During the last years I’ve been experimenting with GlusterFS and his functionalities as distributed object store; a lot has changed in the software, overall since Red Hat acquired it. I have been using it and find it useful for many projects but not for others: what I love is the community oriented approach with a very responsive team and support for any kind of users (meaning from the 2 nodes web server to a RAID10 Infiniband cluster for high end storage).
My personal story with Gluster starts with a porting of a on-premise architecture in the cloud: moving an existing application to the cloud, instead of redesigning it from scratch, involves a lot of engineering to adapt the current system settings to a scalable infrastructure. Gluster comes handy when talking about scaling: the latest milestone has a very simple and efficient way of reconfiguring the underlying hardware, adding and removing nodes in the storage pool is as simple as inputting a couple of commands from any of the peers in the cluster.
If you’re unfamiliar with Gluster concepts (storage pool, peers, etc…) I suggest you RTFM on Gluster’s website; in this post I will detail a few points you won’t find on documentation and you should definetely know before starting to evaluate Gluster adoption.
If you think that data redundancy mechanisms built in Gluster (replication and georeplication) are substitutes for backups you’re doing it wrong: in Gluster there is no way of recovering data present only in failed drives or unavailable portions of the pool. There is no SPOF free implementation that will avoid you regular backups, unless you can tollerate loss of data.
Gluster has been developed to “take common hardware and turn it into scalable high performance storage solution”. Gluster is great when availability and durability are performance indicators because it has been thinked for horizontal scalability, but scaling vertically in system resources will not have the desired outcome. There are phisycal thresholds in a node’s configuration that make huge hardware resources useless (eg, limit to the number of CPU threads for the transaltor).

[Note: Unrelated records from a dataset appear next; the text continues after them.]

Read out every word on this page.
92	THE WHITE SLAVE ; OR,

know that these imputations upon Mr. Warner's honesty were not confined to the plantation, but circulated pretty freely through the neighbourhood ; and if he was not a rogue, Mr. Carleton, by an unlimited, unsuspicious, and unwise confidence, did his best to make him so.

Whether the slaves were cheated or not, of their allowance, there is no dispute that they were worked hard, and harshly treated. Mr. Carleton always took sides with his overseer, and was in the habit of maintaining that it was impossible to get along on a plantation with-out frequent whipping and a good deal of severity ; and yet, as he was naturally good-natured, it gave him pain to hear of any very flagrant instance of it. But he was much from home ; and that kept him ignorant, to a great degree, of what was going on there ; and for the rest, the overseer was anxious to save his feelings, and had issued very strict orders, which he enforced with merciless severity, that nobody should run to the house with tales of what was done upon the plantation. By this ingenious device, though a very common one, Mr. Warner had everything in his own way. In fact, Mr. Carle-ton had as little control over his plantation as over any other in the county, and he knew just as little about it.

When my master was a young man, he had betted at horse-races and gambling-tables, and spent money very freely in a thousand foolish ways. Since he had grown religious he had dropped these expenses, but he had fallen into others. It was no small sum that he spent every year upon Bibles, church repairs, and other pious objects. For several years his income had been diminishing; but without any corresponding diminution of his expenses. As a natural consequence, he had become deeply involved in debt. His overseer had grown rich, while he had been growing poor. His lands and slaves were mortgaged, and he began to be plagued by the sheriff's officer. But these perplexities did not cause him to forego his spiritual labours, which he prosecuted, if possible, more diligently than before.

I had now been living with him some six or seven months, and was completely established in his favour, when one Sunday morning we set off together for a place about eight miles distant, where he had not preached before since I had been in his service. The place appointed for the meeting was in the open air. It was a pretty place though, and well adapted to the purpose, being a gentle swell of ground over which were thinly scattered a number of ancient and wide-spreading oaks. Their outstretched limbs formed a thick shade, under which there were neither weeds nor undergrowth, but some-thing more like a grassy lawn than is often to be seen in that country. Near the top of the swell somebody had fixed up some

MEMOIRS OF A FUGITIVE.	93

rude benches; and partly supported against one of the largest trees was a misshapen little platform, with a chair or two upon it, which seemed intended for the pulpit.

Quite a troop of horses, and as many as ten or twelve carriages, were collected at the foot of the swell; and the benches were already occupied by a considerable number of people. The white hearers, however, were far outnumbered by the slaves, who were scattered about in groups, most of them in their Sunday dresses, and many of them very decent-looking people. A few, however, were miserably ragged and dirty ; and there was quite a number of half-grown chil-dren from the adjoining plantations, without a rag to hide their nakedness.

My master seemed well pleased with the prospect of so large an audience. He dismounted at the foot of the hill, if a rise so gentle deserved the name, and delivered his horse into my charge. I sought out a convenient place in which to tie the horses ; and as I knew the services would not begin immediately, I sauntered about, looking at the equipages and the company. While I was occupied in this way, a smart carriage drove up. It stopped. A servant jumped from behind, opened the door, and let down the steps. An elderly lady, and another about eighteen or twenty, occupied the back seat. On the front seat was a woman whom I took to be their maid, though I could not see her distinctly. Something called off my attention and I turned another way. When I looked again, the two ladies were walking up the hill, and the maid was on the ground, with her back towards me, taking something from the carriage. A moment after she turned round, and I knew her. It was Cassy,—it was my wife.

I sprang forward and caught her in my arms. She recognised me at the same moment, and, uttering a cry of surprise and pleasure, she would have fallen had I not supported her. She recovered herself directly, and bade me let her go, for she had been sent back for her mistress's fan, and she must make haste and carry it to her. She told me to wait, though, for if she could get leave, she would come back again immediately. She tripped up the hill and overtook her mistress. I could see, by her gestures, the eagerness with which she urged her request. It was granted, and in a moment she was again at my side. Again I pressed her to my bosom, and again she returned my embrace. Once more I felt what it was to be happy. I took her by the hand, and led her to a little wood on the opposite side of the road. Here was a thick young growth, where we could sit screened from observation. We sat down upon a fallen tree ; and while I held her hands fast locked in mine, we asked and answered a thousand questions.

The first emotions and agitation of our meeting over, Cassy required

If you are uncertain about Gluster capabilities, try it out yourself installing the software on at least two virtual machines and test if your application works well with the native FUSE module. As storage layer for I/O intensive applications Gluster is useful when average file size is bigger than the minimum size of the read cache (4MB). Currently the Gluster community is discussing how (relatively) small files should be handled in the next major release of milestone 3 (release 3.7) scheduled for the end of April 2015, but for now if your application scenario has lots of small files written frequently, Gluster may not be the right chioce.
If you find Gluster is not suitable for your application, consider analizying a different solution like DRBD: it may not be as cutting edge as Gluster or Ceph but may be the right solution for the job.